The "brands" portion of the JSON registered the following data:

"brands": [
    {
        "name":"Microsoft",
        "confidence":0.872,
        "rectangle":{"x":390,"y":121,"w":145,"h":160}
    }
]

Note that the conference’s logo for this year was not well-known globally as a brand and as such was not recognized, but the results did include Microsoft’s logo.

I can loop through those results as follows:

foreach (DetectedBrand brand in analysis.Brands)
{
    BoundingRect rect = brand.Rectangle;
    string boundingBox = $"({rect.X},{rect.Y}):({rect.W},{rect.H})";

    Console.WriteLine($"{brand.Name} detected at {boundingBox} with {brand.Confidence:P} confidence");
}

Again, this is very similar code to working with objects and their bounding boxes.

The results for this image are:

Microsoft detected at (390,121):(145,160) with 87.20% confidence

This capability is helpful if you wanted to blur out or remove brands in images, or if you wanted to analyze the advertising prevalence of brands that appear in photos.

Thumbnail Generation

It is possible to use the ComputerVisionClient to resize and crop images down to thumbnails of a desired size.

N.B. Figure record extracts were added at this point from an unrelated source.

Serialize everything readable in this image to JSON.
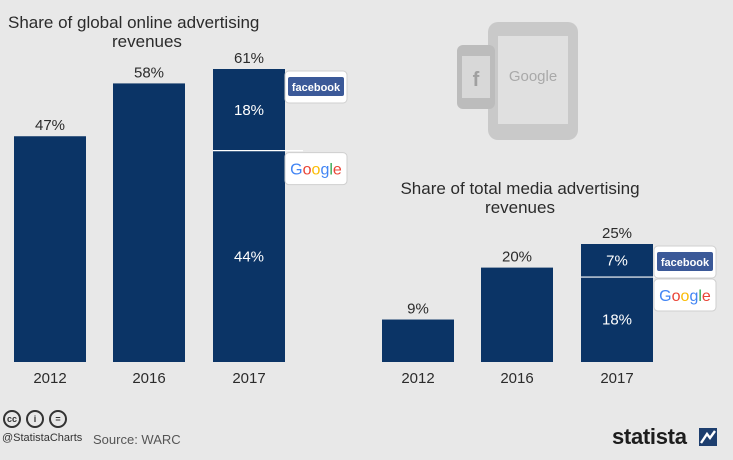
{
  "colors": {
    "bar": "#0b3466",
    "background": "#e8e8e8",
    "label": "#2b2b2b",
    "facebook": "#3b5998"
  },
  "chart_data": [
    {
      "type": "bar",
      "title": "Share of global online advertising revenues",
      "title_lines": [
        "Share of global online advertising",
        "revenues"
      ],
      "categories": [
        "2012",
        "2016",
        "2017"
      ],
      "values": [
        47,
        58,
        61
      ],
      "value_labels": [
        "47%",
        "58%",
        "61%"
      ],
      "stacked_breakdown": {
        "category": "2017",
        "segments": [
          {
            "name": "Google",
            "value": 44,
            "label": "44%"
          },
          {
            "name": "Facebook",
            "value": 18,
            "label": "18%"
          }
        ]
      },
      "ylim": [
        0,
        61
      ]
    },
    {
      "type": "bar",
      "title": "Share of total media advertising revenues",
      "title_lines": [
        "Share of total media advertising",
        "revenues"
      ],
      "categories": [
        "2012",
        "2016",
        "2017"
      ],
      "values": [
        9,
        20,
        25
      ],
      "value_labels": [
        "9%",
        "20%",
        "25%"
      ],
      "stacked_breakdown": {
        "category": "2017",
        "segments": [
          {
            "name": "Google",
            "value": 18,
            "label": "18%"
          },
          {
            "name": "Facebook",
            "value": 7,
            "label": "7%"
          }
        ]
      },
      "ylim": [
        0,
        25
      ]
    }
  ],
  "logos": {
    "facebook": "facebook",
    "google": "Google",
    "illustration_google": "Google",
    "illustration_facebook": "f"
  },
  "footer": {
    "handle": "@StatistaCharts",
    "source": "Source: WARC",
    "brand": "statista",
    "cc_icons": [
      "cc",
      "i",
      "="
    ]
  }
}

This works either by providing desired dimensions and then either an image stream or a URL for a source image.

Unfortunately, the code for this gets too complex to handle in an already long article and deserves to be the topic of its own article.

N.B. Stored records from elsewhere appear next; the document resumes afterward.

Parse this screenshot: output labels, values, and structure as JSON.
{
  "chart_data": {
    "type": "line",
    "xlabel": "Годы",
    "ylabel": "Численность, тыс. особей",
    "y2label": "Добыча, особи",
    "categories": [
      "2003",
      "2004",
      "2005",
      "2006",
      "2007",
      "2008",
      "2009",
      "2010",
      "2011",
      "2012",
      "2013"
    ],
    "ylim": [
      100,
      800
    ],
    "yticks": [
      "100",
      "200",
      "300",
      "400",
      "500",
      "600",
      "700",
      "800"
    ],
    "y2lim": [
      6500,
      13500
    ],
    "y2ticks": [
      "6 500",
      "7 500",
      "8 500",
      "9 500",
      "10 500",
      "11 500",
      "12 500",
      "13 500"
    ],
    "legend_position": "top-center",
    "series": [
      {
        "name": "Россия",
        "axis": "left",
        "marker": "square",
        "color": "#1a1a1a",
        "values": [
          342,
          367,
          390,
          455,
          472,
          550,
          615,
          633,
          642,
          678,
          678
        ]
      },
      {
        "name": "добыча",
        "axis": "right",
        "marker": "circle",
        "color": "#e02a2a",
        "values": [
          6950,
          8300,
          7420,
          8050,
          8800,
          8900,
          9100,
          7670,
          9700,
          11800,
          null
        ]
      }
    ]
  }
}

However, if you are curious, take a look at the GenerateThumbnailWithHttpMessagesAsync and GenerateThumbnailInStreamWithHttpMessagesAsync methods, but be prepared to work with Streams.

Conclusion

Azure Cognitive Services' computer vision offering gives us an incredibly powerful method for analyzing images and determining a wealth of information about these images. While services like caption generation, tagging, and object detection seem incredibly valuable to many audiences, there are also other parts of that offering that are equally valuable to those in need of their services.

Ultimately, computer vision gives us a pre-trained and relatively simple way of deriving intelligent insights from images at an affordable and flexible pricing model.